It’s been a long time since I read an entire book within three days, but Kerry Cohen’s
“Loose Girl: A Memoir of Promiscuity,” kept calling me back until I devoured every word. In the end, I felt something more than understood, more than kinship. What I felt was connected … to myself.
As the book closed, I sobbed with a hurting heart, but I sobbed for me.
There are few parallels between the writer and myself except for the overriding theme of the book – sexual addiction, and perhaps her love of writing, although even that is different than my own love for the craft. So unlike me, Cohen grew up in a rich family in the Northeast, used drugs, was Jewish, and most of all she was unmarried. Her awareness of her behavior and her battle with it began when she was young. I was middle aged.
Still, it is not the differences that kept me turning page after page of this relatively short work. It is our commonalities and finding myself hidden in the pages, in her words.
She writes about relationships with specific boys, Eli, Leif, Zachary, Toby and others, and then she will have sections like, “Inevitably though, I get distracted. This time the distraction’s name is Matthew …. Next is Kyle … Then Miles. Then Jack. Then Randy. Each one I hope will be something more than sex …” Like me, she sometimes even forgets the names of the men she sleeps with.
Of all the men Cohen writes about sleeping with in this autobiographical piece, only one was married. Very few, if any of the men I have encountered along my journey of addiction have been single. But just like the author, I was selfishly driven by acceptance, the need for one person to want me (my substitute for love) more than he wanted his wife. I craved love and acceptance, was obsessed with getting it. Some days I still am.
Regarding the married man she meets at an artists’ colony, Cohen writes, “I want to be saved from myself, from my hurting. I want a boy like Frank to lift me up like a dead thing and breathe me into life.”
“I lie on my bed … and feel how badly I want Frank with me. How I want his interest in me to mean something, to mean I’m worth something as big as ending his marriage. It’s so selfish, I know. Some time later when I’m married myself, I’ll know just how selfish. After years of tangling your lives, making compromises and concessions, of building a shared life, it’s appalling to imagine someone else, some outside person, dismissing all of this for her own gain. But I don’t think of any of that now. I feel the wanting in my bone marrow. It’s like a nasty virus that won’t die.”
As she wrote of those moments when the addiction takes over, she described herself as being “all body and desperation.” Those moments, for her and for me, are void of any sane thought.
By the way, Cohen never uses the word addiction nor does she ever talk about recovery.

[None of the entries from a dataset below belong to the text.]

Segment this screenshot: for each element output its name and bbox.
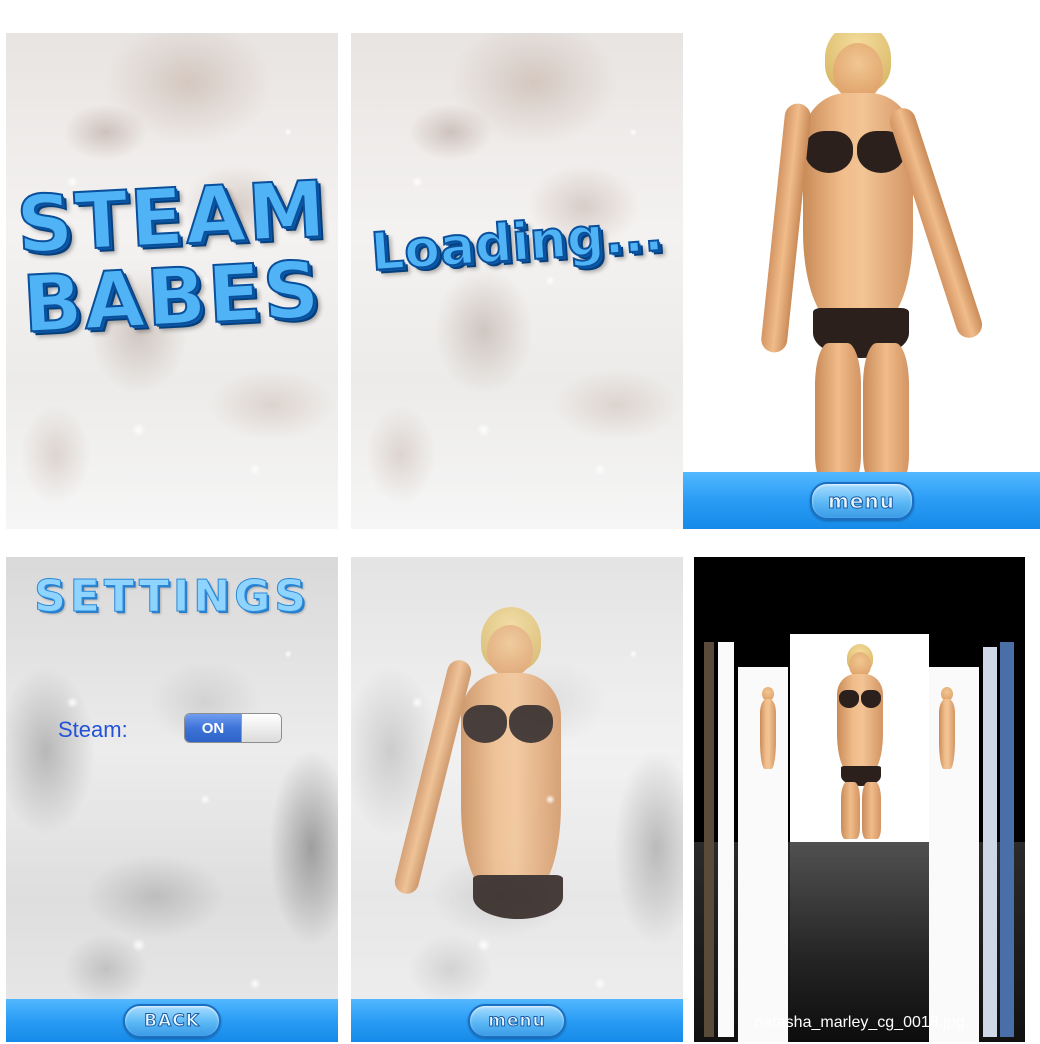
- back-button[interactable]: BACK: [123, 1003, 221, 1038]
- model-thumb-left: [758, 687, 778, 807]
- cover-reflection: [790, 842, 929, 1042]
- menu-button[interactable]: menu: [468, 1003, 566, 1038]
- loading-screen: Loading...: [351, 33, 683, 529]
- photo-view-screen: menu: [683, 33, 1040, 529]
- gallery-screen: natasha_marley_cg_0018.jpg: [694, 557, 1025, 1042]
- cover-left-2[interactable]: [718, 642, 734, 1037]
- cover-center[interactable]: [790, 634, 929, 842]
- water-drops: [6, 557, 338, 1042]
- cover-right-2[interactable]: [983, 647, 997, 1037]
- bottom-toolbar: BACK: [6, 999, 338, 1042]
- menu-button[interactable]: menu: [809, 481, 914, 520]
- cover-right-3[interactable]: [1000, 642, 1014, 1037]
- steam-toggle[interactable]: ON: [184, 713, 282, 743]
- cover-left-3[interactable]: [704, 642, 714, 1037]
- settings-screen: SETTINGS Steam: ON BACK: [6, 557, 338, 1042]
- splash-title-line2: BABES: [19, 244, 324, 352]
- settings-title: SETTINGS: [34, 571, 310, 623]
- cover-left-1[interactable]: [738, 667, 788, 1042]
- bottom-toolbar: menu: [683, 472, 1040, 529]
- bottom-toolbar: menu: [351, 999, 683, 1042]
- model-thumb-center: [815, 644, 905, 839]
- water-drops: [351, 557, 683, 1042]
- splash-screen: STEAM BABES: [6, 33, 338, 529]
- photo-caption: natasha_marley_cg_0018.jpg: [754, 1014, 965, 1031]
- steam-label: Steam:: [58, 717, 128, 742]
- steam-view-screen: menu: [351, 557, 683, 1042]
- toggle-on-label: ON: [185, 714, 241, 742]
- cover-right-1[interactable]: [929, 667, 979, 1042]
- model-thumb-right: [937, 687, 957, 807]
- toggle-knob[interactable]: [241, 714, 281, 742]
- model-photo: [753, 33, 993, 483]
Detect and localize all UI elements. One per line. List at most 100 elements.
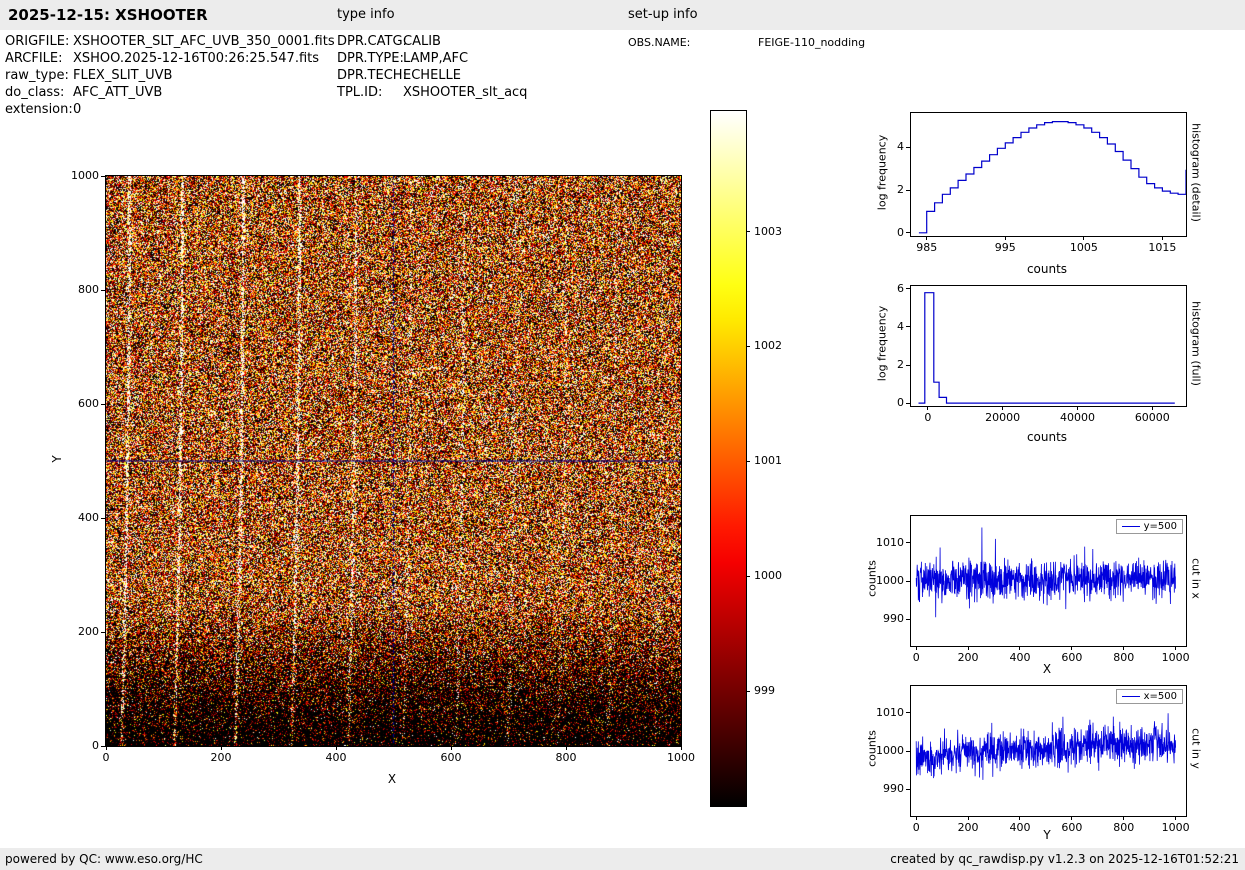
- y-tick-mark: [906, 619, 910, 620]
- x-tick-label: 1000: [651, 751, 711, 764]
- histogram-full-side-label: histogram (full): [1190, 284, 1203, 404]
- meta-value-dprtype: LAMP,AFC: [403, 51, 468, 66]
- x-tick-mark: [221, 746, 222, 750]
- meta-label-doclass: do_class:: [5, 85, 64, 100]
- histogram-full-xlabel: counts: [997, 430, 1097, 444]
- meta-value-doclass: AFC_ATT_UVB: [73, 85, 162, 100]
- meta-label-dprcatg: DPR.CATG:: [337, 34, 407, 49]
- y-tick-mark: [906, 232, 910, 233]
- y-tick-mark: [906, 288, 910, 289]
- x-tick-mark: [566, 746, 567, 750]
- x-tick-mark: [1019, 816, 1020, 820]
- legend-line-sample: [1122, 696, 1140, 697]
- y-tick-mark: [906, 326, 910, 327]
- y-tick-mark: [101, 632, 105, 633]
- histogram-detail-side-label: histogram (detail): [1190, 113, 1203, 233]
- cut-in-x-ylabel: counts: [866, 519, 879, 639]
- x-tick-mark: [927, 406, 928, 410]
- meta-label-dprtech: DPR.TECH:: [337, 68, 407, 83]
- x-tick-label: 1005: [1054, 241, 1114, 254]
- colorbar-tick-mark: [746, 231, 750, 232]
- y-tick-label: 400: [53, 511, 99, 524]
- meta-value-tplid: XSHOOTER_slt_acq: [403, 85, 527, 100]
- type-info-heading: type info: [337, 0, 395, 30]
- x-tick-label: 1000: [1146, 651, 1206, 664]
- x-tick-mark: [336, 746, 337, 750]
- x-tick-mark: [916, 816, 917, 820]
- x-tick-label: 60000: [1122, 411, 1182, 424]
- cut-in-y-plot: 0200400600800100099010001010x=500: [910, 685, 1187, 817]
- y-tick-mark: [906, 542, 910, 543]
- y-tick-label: 600: [53, 397, 99, 410]
- setup-info-heading: set-up info: [628, 0, 698, 30]
- cut-in-y-side-label: cut in y: [1190, 689, 1203, 809]
- y-tick-mark: [101, 746, 105, 747]
- cut-in-y-xlabel: Y: [997, 828, 1097, 842]
- cut-in-x-plot: 0200400600800100099010001010y=500: [910, 515, 1187, 647]
- page-title: 2025-12-15: XSHOOTER: [8, 0, 208, 30]
- qc-report-page: 2025-12-15: XSHOOTER type info set-up in…: [0, 0, 1245, 870]
- y-tick-mark: [906, 365, 910, 366]
- x-tick-mark: [1005, 236, 1006, 240]
- y-tick-label: 800: [53, 283, 99, 296]
- histogram-full-ylabel: log frequency: [876, 284, 889, 404]
- y-tick-label: 200: [53, 625, 99, 638]
- y-tick-mark: [101, 518, 105, 519]
- plot-legend: x=500: [1116, 689, 1183, 704]
- colorbar: 9991000100110021003: [710, 110, 747, 807]
- x-tick-label: 40000: [1047, 411, 1107, 424]
- x-tick-mark: [1077, 406, 1078, 410]
- histogram-full-plot: 02000040000600000246: [910, 285, 1187, 407]
- colorbar-tick-mark: [746, 346, 750, 347]
- colorbar-tick-label: 1001: [754, 454, 794, 467]
- colorbar-tick-label: 1003: [754, 225, 794, 238]
- y-tick-mark: [906, 403, 910, 404]
- meta-value-extension: 0: [73, 102, 81, 117]
- legend-label: y=500: [1144, 521, 1177, 532]
- x-tick-mark: [1123, 646, 1124, 650]
- y-tick-mark: [101, 290, 105, 291]
- meta-value-obsname: FEIGE-110_nodding: [758, 36, 865, 49]
- footer-left-text: powered by QC: www.eso.org/HC: [5, 848, 203, 870]
- x-tick-label: 400: [306, 751, 366, 764]
- meta-value-dprcatg: CALIB: [403, 34, 441, 49]
- meta-label-dprtype: DPR.TYPE:: [337, 51, 404, 66]
- detector-image-canvas: [106, 176, 681, 746]
- x-tick-mark: [1083, 236, 1084, 240]
- y-tick-label: 0: [53, 739, 99, 752]
- x-tick-label: 0: [898, 411, 958, 424]
- meta-label-rawtype: raw_type:: [5, 68, 69, 83]
- histogram-detail-xlabel: counts: [997, 262, 1097, 276]
- meta-label-arcfile: ARCFILE:: [5, 51, 63, 66]
- x-tick-label: 200: [191, 751, 251, 764]
- y-tick-mark: [906, 789, 910, 790]
- x-tick-mark: [1152, 406, 1153, 410]
- x-tick-mark: [1019, 646, 1020, 650]
- y-tick-label: 1000: [53, 169, 99, 182]
- y-tick-mark: [906, 581, 910, 582]
- x-tick-mark: [1071, 816, 1072, 820]
- colorbar-tick-label: 1000: [754, 569, 794, 582]
- meta-label-origfile: ORIGFILE:: [5, 34, 69, 49]
- main-plot-xlabel: X: [372, 772, 412, 786]
- main-plot-ylabel: Y: [50, 419, 64, 499]
- plot-legend: y=500: [1116, 519, 1183, 534]
- cut-in-x-side-label: cut in x: [1190, 519, 1203, 639]
- meta-label-tplid: TPL.ID:: [337, 85, 382, 100]
- x-tick-label: 1015: [1132, 241, 1192, 254]
- x-tick-mark: [451, 746, 452, 750]
- histogram (detail)-curve: [911, 113, 1186, 236]
- x-tick-label: 985: [897, 241, 957, 254]
- colorbar-tick-mark: [746, 461, 750, 462]
- histogram (full)-curve: [911, 286, 1186, 406]
- x-tick-mark: [681, 746, 682, 750]
- header-bar: 2025-12-15: XSHOOTER type info set-up in…: [0, 0, 1245, 30]
- histogram-detail-ylabel: log frequency: [876, 113, 889, 233]
- y-tick-mark: [101, 176, 105, 177]
- meta-value-rawtype: FLEX_SLIT_UVB: [73, 68, 172, 83]
- legend-line-sample: [1122, 526, 1140, 527]
- footer-bar: powered by QC: www.eso.org/HC created by…: [0, 848, 1245, 870]
- histogram-detail-plot: 98599510051015024: [910, 112, 1187, 237]
- x-tick-label: 800: [536, 751, 596, 764]
- y-tick-mark: [906, 147, 910, 148]
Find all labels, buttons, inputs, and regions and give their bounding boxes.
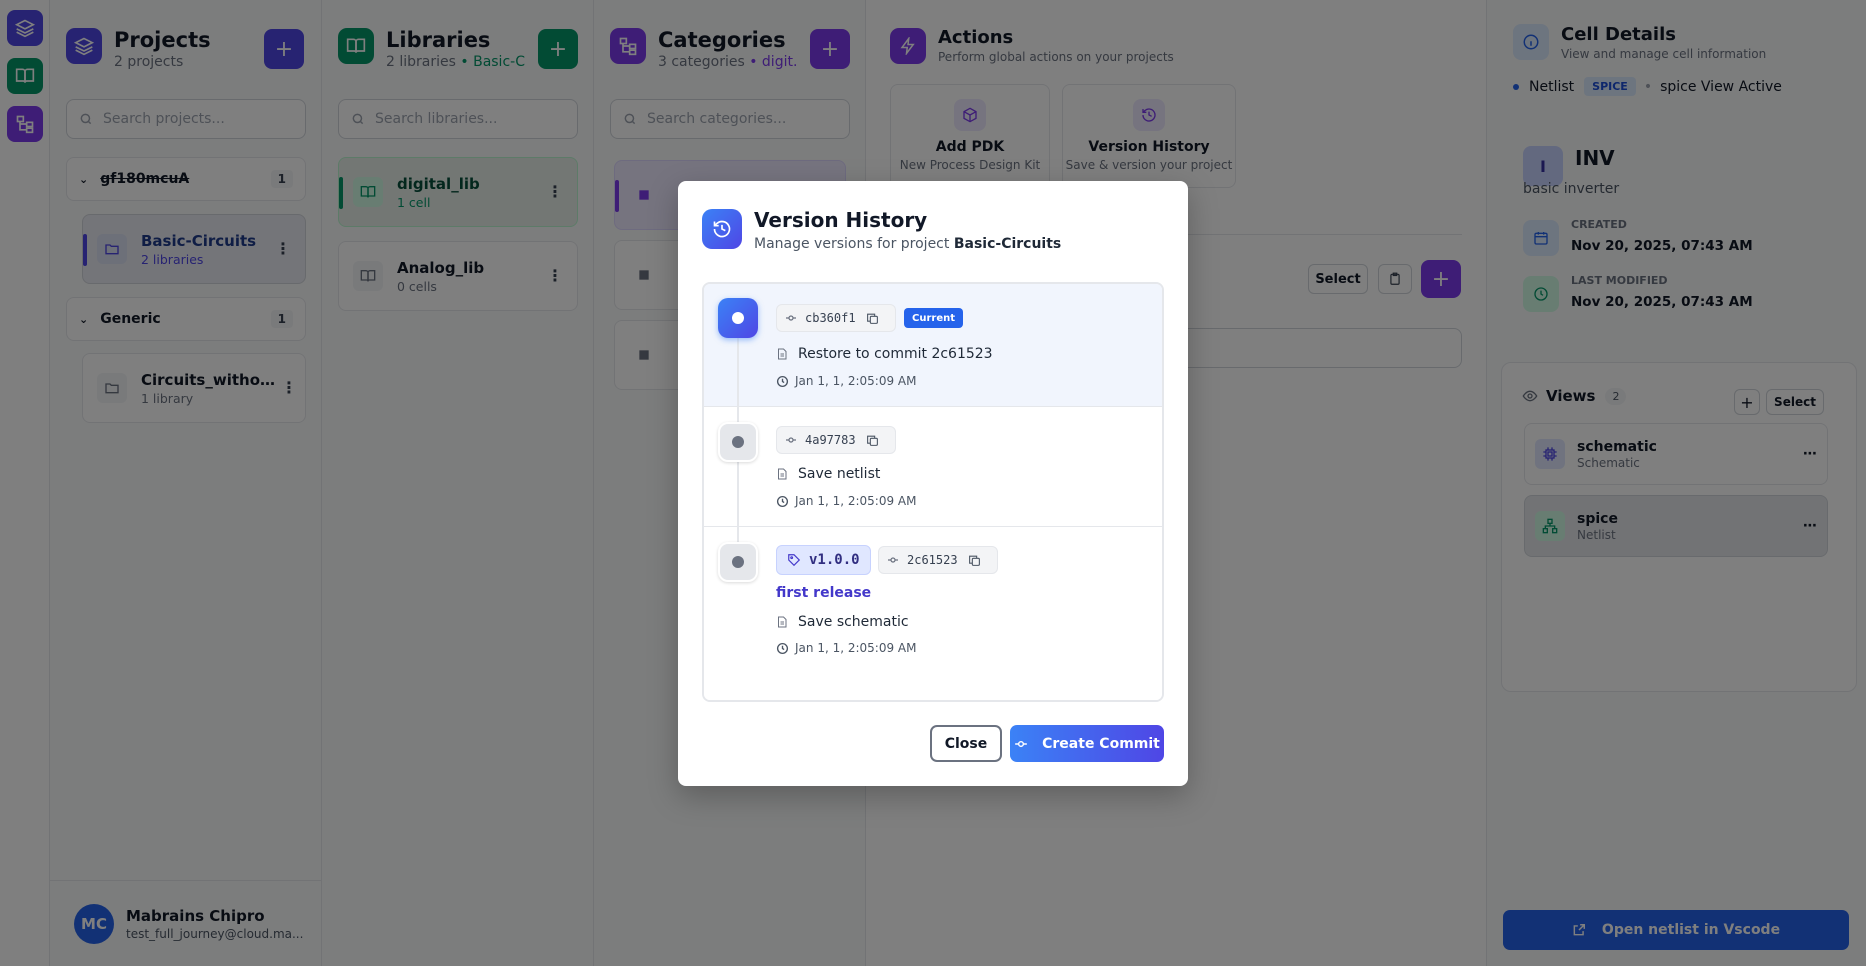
clock-icon <box>776 642 789 654</box>
commit-time: Jan 1, 1, 2:05:09 AM <box>795 641 917 655</box>
tag-icon <box>788 554 801 567</box>
commit-item[interactable]: 4a97783 Save netlist Jan 1, 1, 2:05:09 A… <box>704 407 1162 527</box>
commit-hash-chip: 4a97783 <box>776 426 896 454</box>
commit-list[interactable]: cb360f1 Current Restore to commit 2c6152… <box>702 282 1164 702</box>
commit-item[interactable]: cb360f1 Current Restore to commit 2c6152… <box>704 284 1162 407</box>
dialog-subtitle-text: Manage versions for project <box>754 236 950 252</box>
commit-hash: 2c61523 <box>907 553 958 567</box>
file-icon <box>778 616 787 628</box>
commit-hash-chip: 2c61523 <box>878 546 998 574</box>
file-icon <box>778 468 787 480</box>
commit-icon <box>1015 740 1027 747</box>
commit-hash: cb360f1 <box>805 311 856 325</box>
dialog-project-name: Basic-Circuits <box>953 236 1062 252</box>
create-commit-button[interactable]: Create Commit <box>1010 725 1164 762</box>
commit-hash-chip: cb360f1 <box>776 304 896 332</box>
current-badge: Current <box>904 308 964 328</box>
create-commit-label: Create Commit <box>1042 735 1160 752</box>
copy-icon[interactable] <box>968 554 981 567</box>
commit-node <box>718 422 758 462</box>
dialog-header: Version History Manage versions for proj… <box>702 209 1061 252</box>
commit-item[interactable]: v1.0.0 2c61523 first release Save schema… <box>704 527 1162 700</box>
dialog-title: Version History <box>754 208 928 232</box>
clock-icon <box>776 375 789 387</box>
commit-icon <box>888 557 898 563</box>
commit-node <box>718 542 758 582</box>
commit-message: Save netlist <box>798 466 881 482</box>
clock-icon <box>776 495 789 507</box>
commit-message-row: Restore to commit 2c61523 <box>776 346 993 362</box>
commit-time: Jan 1, 1, 2:05:09 AM <box>795 374 917 388</box>
close-button[interactable]: Close <box>930 725 1002 762</box>
app-root: Projects 2 projects + Search projects...… <box>0 0 1866 966</box>
commit-time-row: Jan 1, 1, 2:05:09 AM <box>776 641 916 655</box>
commit-icon <box>786 437 796 443</box>
commit-time-row: Jan 1, 1, 2:05:09 AM <box>776 494 916 508</box>
version-history-dialog: Version History Manage versions for proj… <box>678 181 1188 786</box>
commit-message: Restore to commit 2c61523 <box>798 346 993 362</box>
version-tag-chip: v1.0.0 <box>776 545 871 575</box>
commit-icon <box>786 315 796 321</box>
commit-time-row: Jan 1, 1, 2:05:09 AM <box>776 374 916 388</box>
commit-message-row: Save schematic <box>776 614 909 630</box>
commit-time: Jan 1, 1, 2:05:09 AM <box>795 494 917 508</box>
timeline-line <box>737 527 739 543</box>
history-icon <box>702 209 742 249</box>
dialog-subtitle: Manage versions for project Basic-Circui… <box>754 236 1061 252</box>
copy-icon[interactable] <box>866 312 879 325</box>
commit-message: Save schematic <box>798 614 909 630</box>
commit-message-row: Save netlist <box>776 466 880 482</box>
tag-message: first release <box>776 585 872 601</box>
file-icon <box>778 348 787 360</box>
commit-hash: 4a97783 <box>805 433 856 447</box>
version-tag: v1.0.0 <box>809 552 860 568</box>
copy-icon[interactable] <box>866 434 879 447</box>
commit-node-current <box>718 298 758 338</box>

This is definitely not a story of how SLAA or some other recovery program saved her life. This is simply the story of Cohen’s journey through years of longing, craving and sacrificing everything good and real in her life for that one little taste of acceptance that could never be found.
After a particularly revealing and rare conversation with her mother, Cohen lays in bed and thinks of her mom. I cry with connection to her words, “I think about her – how, like me, she doesn’t know how to keep love in her life. It pains me to think of her like this, lost and wanting, desperate for love. … I’m like that too, aren’t I? That little girl inside, clawing her way through life, wanting, always wanting, never, ever getting enough to feel filled. It’s so ugly. So profoundly sad and ugly. I don’t want to be like this anymore.”
I also cry when she writes about a particular moment when she realizes with clarity that no matter what she thinks of him, her drug addicted, love avoidant father who had no idea how to parent her other than to buy her things, really just didn’t want her to turn out to be like him.
But it is in the end, when after she has married Michael, and sits through her fears that he will reject her when he knows the truth of her behavior, or worse that she “will do something stupid” that I find the real connection to my own recovery.
One night not long after her wedding she is sitting in a bar watching a band with her friends, when a man in a booth across the bar catches her eye. “I’m back there, the yearning, the hoping,” she writes. But as they reach the door to leave, he makes his move and she has the courage to tell him, “I’m sorry. I’m married.”
As she curls up next to Michael that night, “he slips an arm around my middle and nuzzles his face into my neck. I close my eyes and listen to him breathing. How lovely that sound is. Maybe, I think, I don’t have to be great at this; maybe I just have to be good enough.”
Perfectionism has at times eroded all hopes of my recovery. Cohen’s final sentence was a beautiful example of self-acceptance. Just as I am, the best that I can be, that is enough.
Laying in bed, my body curled against my husband, the longing subsides, the void is filled. I am alive. I am at peace. Even if it’s just for tonight.